Это был царский подарок — отпустить в дальний Ораниенбаум знаменитого своими работами художника, у которого дела и в Царском Селе по горло, и в самом Петербурге. Именно Растрелли задал тон городу на Неве, создав в нем первые достойные поклонения и почитания в веках дворцы.
Мастер посмотрел и слово сказал, в Ораниенбауме тоже началось строительство, хотя, конечно, не в таких объемах. Но там и Меншиковский-то дворец был не обжит еще, Александр Данилович до конца не достроил, когда в ссылку был сослан, а дальше никто не занимался.

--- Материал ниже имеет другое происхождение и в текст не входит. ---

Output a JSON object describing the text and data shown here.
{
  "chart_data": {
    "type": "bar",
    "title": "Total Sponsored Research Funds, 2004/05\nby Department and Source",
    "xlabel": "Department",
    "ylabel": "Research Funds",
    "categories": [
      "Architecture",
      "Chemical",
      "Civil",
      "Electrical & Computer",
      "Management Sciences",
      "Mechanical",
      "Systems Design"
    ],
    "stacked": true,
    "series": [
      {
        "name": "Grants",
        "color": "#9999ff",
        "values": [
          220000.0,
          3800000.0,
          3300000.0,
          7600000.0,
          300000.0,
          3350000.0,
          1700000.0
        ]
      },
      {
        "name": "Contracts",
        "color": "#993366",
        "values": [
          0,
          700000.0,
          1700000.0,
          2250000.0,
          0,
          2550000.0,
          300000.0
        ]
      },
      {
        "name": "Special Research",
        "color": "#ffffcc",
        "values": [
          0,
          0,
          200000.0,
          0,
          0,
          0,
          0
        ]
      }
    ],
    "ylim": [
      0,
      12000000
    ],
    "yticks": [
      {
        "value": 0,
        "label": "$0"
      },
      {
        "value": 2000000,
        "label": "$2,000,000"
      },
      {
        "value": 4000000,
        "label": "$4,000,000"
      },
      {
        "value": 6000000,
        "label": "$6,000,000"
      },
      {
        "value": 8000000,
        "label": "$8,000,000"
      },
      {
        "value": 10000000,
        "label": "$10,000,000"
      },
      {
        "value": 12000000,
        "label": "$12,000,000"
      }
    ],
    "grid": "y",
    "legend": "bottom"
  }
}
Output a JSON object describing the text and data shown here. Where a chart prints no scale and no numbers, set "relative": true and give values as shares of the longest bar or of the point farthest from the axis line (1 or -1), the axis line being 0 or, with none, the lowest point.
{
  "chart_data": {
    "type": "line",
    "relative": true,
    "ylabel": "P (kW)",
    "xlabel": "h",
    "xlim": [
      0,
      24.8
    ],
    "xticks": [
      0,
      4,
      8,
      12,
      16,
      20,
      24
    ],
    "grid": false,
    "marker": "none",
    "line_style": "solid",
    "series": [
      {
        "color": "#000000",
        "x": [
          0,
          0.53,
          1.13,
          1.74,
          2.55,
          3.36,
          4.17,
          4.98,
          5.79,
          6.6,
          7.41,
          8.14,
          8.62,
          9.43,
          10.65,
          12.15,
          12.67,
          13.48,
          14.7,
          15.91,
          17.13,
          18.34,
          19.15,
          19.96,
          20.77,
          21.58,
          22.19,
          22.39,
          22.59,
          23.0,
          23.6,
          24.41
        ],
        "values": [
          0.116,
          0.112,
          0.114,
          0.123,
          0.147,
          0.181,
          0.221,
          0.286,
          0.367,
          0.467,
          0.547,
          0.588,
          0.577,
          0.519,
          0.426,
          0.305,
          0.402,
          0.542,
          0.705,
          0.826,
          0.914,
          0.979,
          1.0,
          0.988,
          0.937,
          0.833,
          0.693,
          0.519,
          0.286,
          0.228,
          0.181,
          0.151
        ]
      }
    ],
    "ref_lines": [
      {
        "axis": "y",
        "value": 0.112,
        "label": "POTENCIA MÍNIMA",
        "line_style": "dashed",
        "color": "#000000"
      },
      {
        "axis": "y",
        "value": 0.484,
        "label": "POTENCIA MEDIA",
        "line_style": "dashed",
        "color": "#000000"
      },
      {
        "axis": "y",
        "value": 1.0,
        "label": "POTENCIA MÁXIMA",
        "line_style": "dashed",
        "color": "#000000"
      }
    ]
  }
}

Гуляли по парку, катались в лодках на прудах, но чаще всего Екатерина читала, присев с книгой в хорошую погоду на террасе, а в дождь перед окном, а Петр муштровал своих солдат, вызывая восторг у фрейлин, которым казалось, что его грубые замашки и жестокость и есть признак мужественности. Здесь не было той компании, какая когда-то образовалась в Москве, нынешние фрейлины смотрели великому князю в рот, восторгаясь любой его глупостью, во всем потакали и постоянно хихикали. Екатерина смеялась сама с собой: императрица нарочно выбрала такое сопровождение, чтобы Петр выглядел на их фоне умней? Возможно, так и было, но самой княгине оказалось невыносимо скучно. Выручали все те же книги. Потом она записала в дневнике, что ее учителями были несчастье с уединением.